To get more of an understanding of this phenomenon, I called various Professors of Marine Biology in Norway who specialise in shrimp. I asked whether they knew what kind of shrimp it could be making these sounds. One of them sent a question to his world-wide shrimp network because he did not know that shrimp made these sounds. The replies came that the sounds are probably produced when they are feeding. I know that pistol shrimp make sounds when they snap they claws to paralyse their prey, but do others in the same family do the same? No one seemes to know. Underwater there is very little known about the soundscapes created by living creatures, and few understand the details of variations between the various grunts, knocking sounds and rumbling sounds that cod, haddock, pollock, other fish and crustaceas produce, and how they experience and orientate themselves through the use of sound.”
Quick: What’s the creepiest sound you’ve ever heard? Whatever it is, it’s got nothing on Jana Winderen’s 2009 recording of decopods scuttling about on the ocean floor off the coast of Scandinavia. Decapods—the order of ten-legged crustaceans that includes lobsters, shrimps, and crayfish—use as many as half of their appendages to paralyze and dispatch prey or, more often, to pick at the crumbling remains left behind by larger sea predators, a fact that only amplifies the grisliness suggested by the muculent chatter heard on The Noisiest Guys on the Planet.
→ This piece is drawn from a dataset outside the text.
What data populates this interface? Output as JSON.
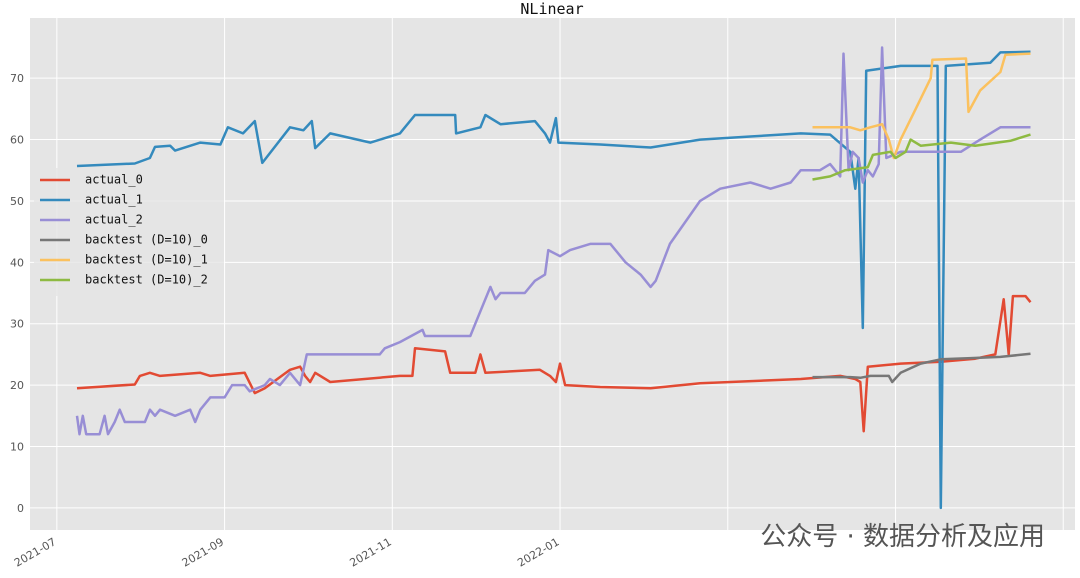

Like Roger Payne and his whale-song recordings, Winderen used sensitive hydrophones, lowering them hundreds of feet into the sea to capture the briny clamor with chilling clarity.
DID YOU KNOW: Winderen was awarded the 2011 Golden Nica—the Grammy of digital sound art; past recipients include Peter Gabriel and Aphex Twin—for Energy Field, a CD in which her decapods figure prominently.